This Army photograph of Bernard Doran, Jr. (1917-1973), is from when he served in the United States Army during World War II. He was a quiet and kind man and never really talked about his travels. Looking at this photo, he looks so serious, while his buddy has such a happy ear-to-ear grin. Bernie stayed this skinny his entire life.
He joined the Army on 16 July 1941 and served until 3 October 1945, so my guess is that this picture was taken towards the end of the war. He served in the Pacific Theater, and his rank when discharged was Corporal. Maybe someone can help me out as to what Division he was in, from the insignia and patches on his shirt. Bernie’s Service insignia, on his sleeve, seem to show seven years, so maybe the two years he spent in the CCC Corps were included. His Decorations and Awards from World War II (that I know of) were: World War II Victory Medal, Honorable Service Lapel Button, and American Defense Medal.
Bernie was from Harrison, Hudson County, New Jersey, and, I think, when this picture was taken he was a long way from home. He was the first child born of Bernard and Mary Mahoney Doran, and called Bernie to differentiate from his father, who was nicknamed Barney. Since he never married, and didn’t have children, the few photographs we have of him help to weave together the story of his life. I’ve posted on this blog before about Bernie, but not about his Army days, nor the previous years when he had joined the Civilian Conservation Corps (CCC). Although we have photos of when his younger brothers, James and John, were in the CCC, to the best of my knowledge we don’t have ones of Bernie’s service during the 1930s. This summer sent for his records to the National Personnel Records Center, in St. Louis, Missouri and I received 17 pages back, and this really helped me in my research about his life. If you are in the St. Louis area you can research these records for free.
Bernie stayed in the CCC for as long as he could, receiving an honorable discharge, and then he waited until he was eligible to re-enroll, and went right back in. Bernie had been first sent to Clarkia, Idaho to Camp F-140 (Camp Merry Creek) from 3 May 1935 until 6 January 1936. Then he was sent to Camp F-187 in Avery, Idaho, until he was sent back to Camp Dix, NJ and discharged on 2 October 1936. Bernie had been a Storeroom Clerk and Mess Sergeant and had been an excellent worker. He was told, per the rules, he was ineligible for re-enrollment for one year.
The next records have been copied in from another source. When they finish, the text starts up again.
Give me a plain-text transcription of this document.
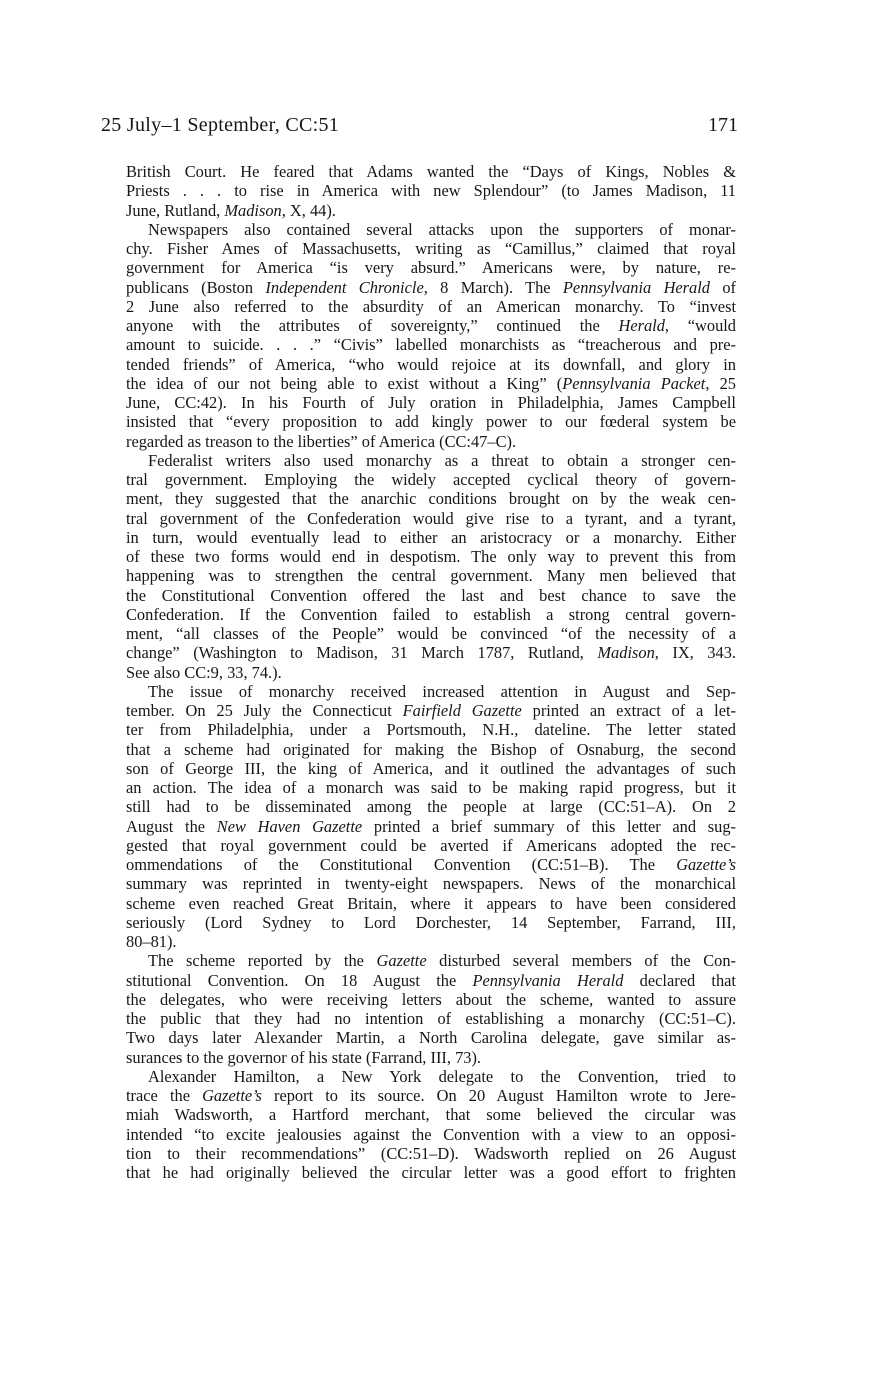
25 July–1 September, CC:51	171
British Court. He feared that Adams wanted the “Days of Kings, Nobles &
Priests . . . to rise in America with new Splendour” (to James Madison, 11
June, Rutland, Madison, X, 44).
Newspapers also contained several attacks upon the supporters of monar-
chy. Fisher Ames of Massachusetts, writing as “Camillus,” claimed that royal
government for America “is very absurd.” Americans were, by nature, re-
publicans (Boston Independent Chronicle, 8 March). The Pennsylvania Herald of
2 June also referred to the absurdity of an American monarchy. To “invest
anyone with the attributes of sovereignty,” continued the Herald, “would
amount to suicide. . . .” “Civis” labelled monarchists as “treacherous and pre-
tended friends” of America, “who would rejoice at its downfall, and glory in
the idea of our not being able to exist without a King” (Pennsylvania Packet, 25
June, CC:42). In his Fourth of July oration in Philadelphia, James Campbell
insisted that “every proposition to add kingly power to our fœderal system be
regarded as treason to the liberties” of America (CC:47–C).
Federalist writers also used monarchy as a threat to obtain a stronger cen-
tral government. Employing the widely accepted cyclical theory of govern-
ment, they suggested that the anarchic conditions brought on by the weak cen-
tral government of the Confederation would give rise to a tyrant, and a tyrant,
in turn, would eventually lead to either an aristocracy or a monarchy. Either
of these two forms would end in despotism. The only way to prevent this from
happening was to strengthen the central government. Many men believed that
the Constitutional Convention offered the last and best chance to save the
Confederation. If the Convention failed to establish a strong central govern-
ment, “all classes of the People” would be convinced “of the necessity of a
change” (Washington to Madison, 31 March 1787, Rutland, Madison, IX, 343.
See also CC:9, 33, 74.).
The issue of monarchy received increased attention in August and Sep-
tember. On 25 July the Connecticut Fairfield Gazette printed an extract of a let-
ter from Philadelphia, under a Portsmouth, N.H., dateline. The letter stated
that a scheme had originated for making the Bishop of Osnaburg, the second
son of George III, the king of America, and it outlined the advantages of such
an action. The idea of a monarch was said to be making rapid progress, but it
still had to be disseminated among the people at large (CC:51–A). On 2
August the New Haven Gazette printed a brief summary of this letter and sug-
gested that royal government could be averted if Americans adopted the rec-
ommendations of the Constitutional Convention (CC:51–B). The Gazette’s
summary was reprinted in twenty-eight newspapers. News of the monarchical
scheme even reached Great Britain, where it appears to have been considered
seriously (Lord Sydney to Lord Dorchester, 14 September, Farrand, III,
80–81).
The scheme reported by the Gazette disturbed several members of the Con-
stitutional Convention. On 18 August the Pennsylvania Herald declared that
the delegates, who were receiving letters about the scheme, wanted to assure
the public that they had no intention of establishing a monarchy (CC:51–C).
Two days later Alexander Martin, a North Carolina delegate, gave similar as-
surances to the governor of his state (Farrand, III, 73).
Alexander Hamilton, a New York delegate to the Convention, tried to
trace the Gazette’s report to its source. On 20 August Hamilton wrote to Jere-
miah Wadsworth, a Hartford merchant, that some believed the circular was
intended “to excite jealousies against the Convention with a view to an opposi-
tion to their recommendations” (CC:51–D). Wadsworth replied on 26 August
that he had originally believed the circular letter was a good effort to frighten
This was so other young men out of work during the Great Depression had chances for this relief work.
When Bernie could join again, he did so on 5 October 1937, and this time was sent to Camp DG-34 in Blanding, Utah where he did pick and shovel work until 27 March 1938. Again, he was listed as an excellent worker. From his records, when Bernie first served he was 5’2″ and 106 pounds and when he left he was nineteen years old and 5’6″ and 130 pounds. Also listed was that he had red hair and gray eyes. Obviously, even with lots of food to eat, he wasn’t one to gain lots of weight. Some of the Doran men have this lucky metabolism. Here below is one of the records included in his file.
From the 1940 Federal Census records (accessed at ancestry.com) Bernie Doran was back in Harrison, NJ living with his parents and seven siblings at the same address given in his CCC records. He had worked 40 of the previous 52 weeks of 1939 as a machinist in a factory. This photo below that the Doran family saved, although blurry and out of focus, shows Bernie in Harrison, NJ at the War Memorial in the park area next to the Harrison Public Library, on Harrison Avenue. When there are so few photos of a relative, each one is cherished. Bernie is the second from the left, behind the two men wearing white shirts.
Although Bernie spent most of his life either in Harrison, or across the Passaic River in Newark, NJ, he was born in Kearny, Hudson County – a neighboring town of Harrison. His CCC and Army years took him out west in the United States, and then half way around the world in the Pacific Theater. My next research will be to write to Catholic churches in the area to try and find his Baptismal record. The Doran family were parishioners at Holy Cross Church in Harrison, but that doesn’t mean I’ll find the record there.
The photo below is of Bernie and his brother, James, taken at their First Holy Communion. Since their ages were so close, they ended up in the same group. The two brothers both died on February 1st, but 24 years apart. James died in 1997, and he always said his brother Bernie was the smartest one in the family. Bernard J. Doran, Jr., was buried at Holy Cross Cemetery in North Arlington, NJ next to his parents. What sweet and innocent faces the two brothers have.
Those Places Thursday is an ongoing series by Cheryl Palmer of my Heritage Happens through GeneaBloggers. The main focus is for participants to blog about places where your ancestors have spent time. I like how she ends each of her blog posts by saying, “Thanks for stopping by. Wishing you success in all of your genealogical treasure hunts!” My sentiments exactly. Thanks, readers! Good luck as you track down your family’s ancestors!